Edit: zero minutes old already downvoted.
I don’t use docker, I’d rather create my own packages. And if a project is too trigger happy about requiring new dependency version, I drop them.
1. How often do I have to touch it during the next ten years?
2. How many of the times that I have to touch it are because I decided to do so?
3. How much pain is it to fix and understand if I had my mind erased?
This often works out in favour of dead simple solutions.Longer term goal is a sleek plug-and-play box anyone can connect to their ISP modem with minimal technical knowledge.
I'm currently running it on a Aoostar WTR Max NAS with my AT&T connection. Got another NUC connected to a Spectrum modem. My goal is to be able to flip back and forth between the two with a backup bundle within minutes.
Considering breaking up the router and app server functionality so they can be run separately. Another idea is to use custom a 3D printed case with Framework laptop motherboard and battery, switch, and wifi AP to make a true all-in-one box. I currently need an external switch, backup battery, and wifi access point.
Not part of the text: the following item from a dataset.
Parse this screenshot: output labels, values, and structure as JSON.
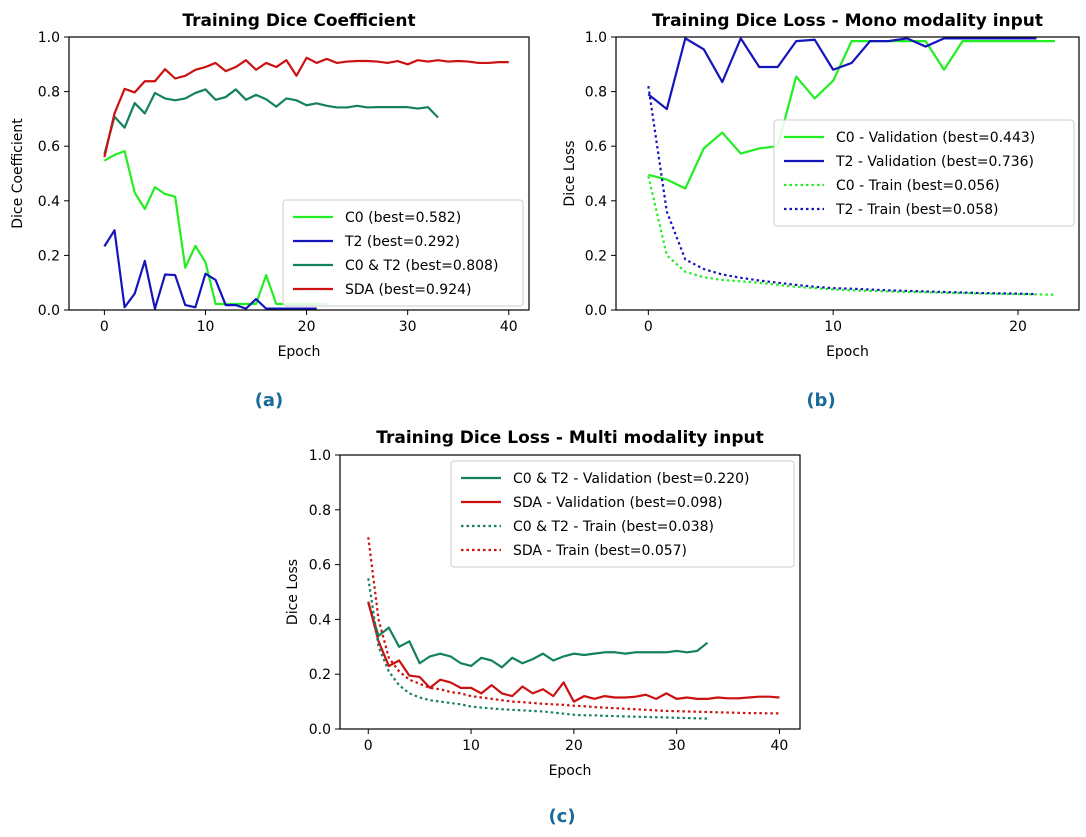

Once the system feels mature, next steps would be things like federated tailnets with friends and family for things like distributed backups, compute/GPU, CDN, social networking, etc. Hoping that decentralized model training is cracked by someone at some point.
From a coding perspective I'm hoping to modularize everything (since it's NixOS) and add thorough testing and hardening. It's already relatively modularized considering it's built on Nix flakes.
Technology has come along way. But I think that in tech we should be careful to not fall prey to monkey see monkey do.
We should not be deploying technology in our homes to "mimick our employers"
Remember they are miserable for a reason.